Forum Moderators: Robert Charlton & goodroi

Message Too Old, No Replies

Evolution of the new Mozilla Googlebot

         

catch2948

4:53 am on Apr 15, 2006 (gmt 0)

10+ Year Member



Last month, I started a experiment. The goal was to try to learn the crawling patterns of the new Mozilla Googlebot (herein referred to as "MoziG"). The site I chose to monitor (herein referred to as "target") is the same one I have been mentioning in my most recent posts (concerning indexed page counts). Target has approx. 3000 pages, which are a mix or static & dynamic urls.
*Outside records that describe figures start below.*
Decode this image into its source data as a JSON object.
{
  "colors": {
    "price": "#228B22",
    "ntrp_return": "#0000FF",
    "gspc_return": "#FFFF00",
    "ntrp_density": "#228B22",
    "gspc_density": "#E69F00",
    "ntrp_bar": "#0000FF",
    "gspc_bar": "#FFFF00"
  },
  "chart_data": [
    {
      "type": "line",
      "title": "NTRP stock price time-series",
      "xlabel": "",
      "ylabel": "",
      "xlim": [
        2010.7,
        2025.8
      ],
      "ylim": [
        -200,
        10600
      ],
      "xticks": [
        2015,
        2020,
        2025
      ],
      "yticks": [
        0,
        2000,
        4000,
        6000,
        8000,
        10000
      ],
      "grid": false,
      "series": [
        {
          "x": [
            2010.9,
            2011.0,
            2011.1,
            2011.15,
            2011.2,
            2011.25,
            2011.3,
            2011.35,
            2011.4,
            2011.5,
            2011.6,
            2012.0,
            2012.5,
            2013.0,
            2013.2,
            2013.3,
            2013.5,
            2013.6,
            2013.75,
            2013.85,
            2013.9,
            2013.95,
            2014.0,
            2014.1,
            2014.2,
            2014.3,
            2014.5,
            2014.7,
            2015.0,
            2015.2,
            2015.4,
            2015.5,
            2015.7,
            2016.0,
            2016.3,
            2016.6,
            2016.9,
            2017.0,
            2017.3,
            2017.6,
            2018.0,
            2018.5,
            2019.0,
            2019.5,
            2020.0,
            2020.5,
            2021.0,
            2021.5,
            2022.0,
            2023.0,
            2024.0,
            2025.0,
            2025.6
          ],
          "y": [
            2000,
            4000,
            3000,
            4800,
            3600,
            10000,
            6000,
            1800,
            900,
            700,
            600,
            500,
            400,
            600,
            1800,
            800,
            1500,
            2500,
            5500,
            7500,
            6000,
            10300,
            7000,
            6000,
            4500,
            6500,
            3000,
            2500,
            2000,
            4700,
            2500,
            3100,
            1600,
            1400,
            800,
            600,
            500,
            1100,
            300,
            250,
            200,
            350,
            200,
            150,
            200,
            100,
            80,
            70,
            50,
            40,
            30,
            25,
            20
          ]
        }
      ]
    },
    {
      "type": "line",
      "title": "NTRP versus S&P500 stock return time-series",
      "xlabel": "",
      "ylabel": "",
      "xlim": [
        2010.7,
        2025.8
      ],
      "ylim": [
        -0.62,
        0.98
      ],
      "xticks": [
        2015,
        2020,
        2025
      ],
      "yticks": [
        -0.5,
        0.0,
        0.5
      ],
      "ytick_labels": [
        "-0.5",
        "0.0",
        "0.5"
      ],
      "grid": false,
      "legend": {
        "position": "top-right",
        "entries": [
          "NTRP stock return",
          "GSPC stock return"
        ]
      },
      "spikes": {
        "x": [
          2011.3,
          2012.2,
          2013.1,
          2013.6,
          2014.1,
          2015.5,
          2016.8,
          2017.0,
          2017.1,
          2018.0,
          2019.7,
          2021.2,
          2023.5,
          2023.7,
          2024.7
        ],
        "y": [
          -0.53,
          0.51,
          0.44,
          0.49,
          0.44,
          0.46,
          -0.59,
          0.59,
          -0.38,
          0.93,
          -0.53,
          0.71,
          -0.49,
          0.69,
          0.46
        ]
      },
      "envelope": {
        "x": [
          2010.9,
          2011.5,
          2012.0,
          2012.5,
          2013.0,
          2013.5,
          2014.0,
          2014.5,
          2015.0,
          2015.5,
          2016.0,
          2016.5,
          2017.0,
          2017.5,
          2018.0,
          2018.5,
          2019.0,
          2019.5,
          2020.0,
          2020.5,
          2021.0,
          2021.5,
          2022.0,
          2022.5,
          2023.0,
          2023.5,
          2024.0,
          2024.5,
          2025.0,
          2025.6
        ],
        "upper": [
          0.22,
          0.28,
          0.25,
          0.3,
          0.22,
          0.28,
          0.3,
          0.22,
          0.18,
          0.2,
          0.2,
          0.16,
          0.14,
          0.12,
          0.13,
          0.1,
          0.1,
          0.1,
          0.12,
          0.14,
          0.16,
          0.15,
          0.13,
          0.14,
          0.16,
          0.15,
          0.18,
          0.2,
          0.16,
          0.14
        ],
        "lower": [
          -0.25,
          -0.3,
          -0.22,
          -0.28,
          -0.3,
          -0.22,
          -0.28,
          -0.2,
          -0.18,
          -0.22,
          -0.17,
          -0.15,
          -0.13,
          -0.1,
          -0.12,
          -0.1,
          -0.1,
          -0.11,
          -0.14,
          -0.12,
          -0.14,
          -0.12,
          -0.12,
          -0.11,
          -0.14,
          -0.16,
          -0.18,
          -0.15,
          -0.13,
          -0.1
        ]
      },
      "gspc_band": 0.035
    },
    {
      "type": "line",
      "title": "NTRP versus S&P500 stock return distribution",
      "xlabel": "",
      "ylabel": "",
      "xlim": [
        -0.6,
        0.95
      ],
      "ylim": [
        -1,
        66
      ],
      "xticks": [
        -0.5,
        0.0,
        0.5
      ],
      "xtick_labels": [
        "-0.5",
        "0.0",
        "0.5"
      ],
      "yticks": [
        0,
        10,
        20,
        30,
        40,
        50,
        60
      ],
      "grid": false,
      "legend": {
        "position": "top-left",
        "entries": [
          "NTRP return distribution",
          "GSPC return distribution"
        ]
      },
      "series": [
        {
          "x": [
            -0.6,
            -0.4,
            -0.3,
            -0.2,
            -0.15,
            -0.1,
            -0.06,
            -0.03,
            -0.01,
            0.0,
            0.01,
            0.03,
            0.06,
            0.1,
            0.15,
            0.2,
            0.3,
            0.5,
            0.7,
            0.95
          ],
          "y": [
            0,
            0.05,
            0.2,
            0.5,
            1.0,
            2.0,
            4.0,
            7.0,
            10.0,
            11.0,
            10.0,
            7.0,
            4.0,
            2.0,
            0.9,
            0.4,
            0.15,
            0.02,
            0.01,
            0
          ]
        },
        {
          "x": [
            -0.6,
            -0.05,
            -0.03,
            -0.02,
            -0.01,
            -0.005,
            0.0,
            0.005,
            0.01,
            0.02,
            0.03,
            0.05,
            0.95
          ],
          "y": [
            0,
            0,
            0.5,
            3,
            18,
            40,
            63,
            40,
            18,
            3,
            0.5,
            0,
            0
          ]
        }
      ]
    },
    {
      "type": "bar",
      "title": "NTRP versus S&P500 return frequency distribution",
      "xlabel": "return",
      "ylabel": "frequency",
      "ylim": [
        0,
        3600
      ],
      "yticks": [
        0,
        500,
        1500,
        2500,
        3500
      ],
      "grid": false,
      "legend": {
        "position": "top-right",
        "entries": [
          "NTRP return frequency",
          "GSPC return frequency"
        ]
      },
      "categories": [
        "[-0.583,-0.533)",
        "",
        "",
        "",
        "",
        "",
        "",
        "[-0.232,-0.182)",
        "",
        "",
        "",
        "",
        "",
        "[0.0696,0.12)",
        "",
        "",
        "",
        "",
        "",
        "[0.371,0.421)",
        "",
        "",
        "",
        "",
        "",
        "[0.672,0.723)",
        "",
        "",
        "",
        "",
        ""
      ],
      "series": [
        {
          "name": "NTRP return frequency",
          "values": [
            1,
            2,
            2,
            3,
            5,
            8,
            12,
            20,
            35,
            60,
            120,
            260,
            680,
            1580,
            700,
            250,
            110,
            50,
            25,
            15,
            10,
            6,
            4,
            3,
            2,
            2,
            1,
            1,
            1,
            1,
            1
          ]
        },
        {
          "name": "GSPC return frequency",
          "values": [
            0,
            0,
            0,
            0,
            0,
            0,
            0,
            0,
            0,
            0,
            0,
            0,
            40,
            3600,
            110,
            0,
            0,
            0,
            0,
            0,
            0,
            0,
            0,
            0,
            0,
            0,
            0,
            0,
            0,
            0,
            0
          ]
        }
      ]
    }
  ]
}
Today (just over four weeks later), please see below what I have found along the way:

03/17

Started experiment early today. MoziG (IP 66.249.72.201) visited target; looking for old pages (gone for almost a year). Late afternoon, starts crawling new category index page links.

03/18

No activity

03/19

Huge activity today. MoziG crawling more new category index page links. Noticing a new trend. MoziG crawling blocks of static url pages, then dynamic url pages (random # of pages in each block). Pages are being crawled by url length (shortest url to longest url).

03/20

Huge activity today. MoziG crawled only dynamic urls until 11:00 PM. Activity stopped for exactly 45 minutes. MoziG then started crawling only static urls (again, based on url length)

03/21

Same activity pattern as yesterday (including an exactly 45 minute break). But then back to dynamic urls for 5 minutes, then instantly switching to static urls (with no delay).

03/22

Total of 10 pages crawled, ending at 1:30 pm. Exactly 1 hour later, MoziG (IP 66.249.66.168) crawls 1 page (robots.txt). 3 hours later, MoziG (IP 66.249.72.200) tries to crawl 1 old page, then no more activity.

03-23 thru 03/26

Minimal activity. 10 pages or less crawled daily.

03/27

MoziG (IP 66.249.72.200) appears, grabs robots.txt. Exactly 12 hours later, MoziG (IP 66.249.71.40) appears, crawls robots.txt and main index. Exactly 1 hour later, MoziG (IP 66.249.72.200) returns, grabs robots.txt. No more activity.

03/28 thru 04/04

Non stop crawling. MoziG (IP 66.249.72.200) crawling both dynamic & static urls, based on url length (shortest to longest).

04/05 thru 04/07

MoziG (IP 66.249.72.200) crawling dynamic urls only.

04/08 thru 04/11

MoziG (IP 66.249.72.200) crawling only static urls until mid day 04/08. After that, very slow crawl of random pages.

04/12

MoziG (IP 66.249.72.200) crawling only pages with shortest & longest urls (meaning the very shortest & the very longest. No "in the middle").

04/13 thru 04/14

MoziG (IP 66.249.72.200) crawling random pages VERY slowly, until late 04/14. MoziG (IP 66.249.66.229) starting to appear.

Conclusions

1. MoziG has appeared from 5 different IPs in the last month.
2. Each IP shift (less the really quick visits by 66.249.66.186 & 66.249.71.40) brings an "upgraded" mode of crawling (eg. now has the ability to crawl static & dynamic urls without delay between)
3. As opposed to the old Googlebots, there is no real "freshbot" & "deepbot" with MoziG. Any one of them can be either.
4. The exact time differences mentioned for 03/22 and 03/27 I believe are important. When I say "exact", I mean exact +¦- 5 seconds at the end (logs show this). Ideas anyone? Lab testing maybe?
5. The single thing that ALL IP versions of MoziG had in common is that they all CRAWLED PAGES IN ORDER FROM SHORTEST URL TO LONGEST (in character length; doesn't matter if static or dynamic).

Please comment.

tedster

3:53 pm on Apr 15, 2006 (gmt 0)

WebmasterWorld Senior Member 10+ Year Member



Pages being crawed in order by length of the url -- I'll watch out for that. It is a most unexpected observation, so thanks for the alert. I assume you mean a simple character count? Or does googlebot go through root first by length and then start in on a subdirectory?

catch2948

4:46 pm on Apr 15, 2006 (gmt 0)

10+ Year Member



Yes, I mean by simple character count. When I first started seeing the trend, I thought I may have accidentally performed a sort on the data from that log. But after closer scrutiny, the timestamps where completely chronological. The crawling pattern was so obvious, I could load the logfile into my text editor, scroll down rather quickly, and watch the "widening" effect on the right of the page. That is, as the urls got longer, more space was taken up on the right of the page.

ronburk

4:49 pm on Apr 15, 2006 (gmt 0)

WebmasterWorld Senior Member 10+ Year Member



Pages being crawed in order by length of the url

No such thing on my site.

In general, I think you picked the exact wrong time to analyze Googlebot patterns.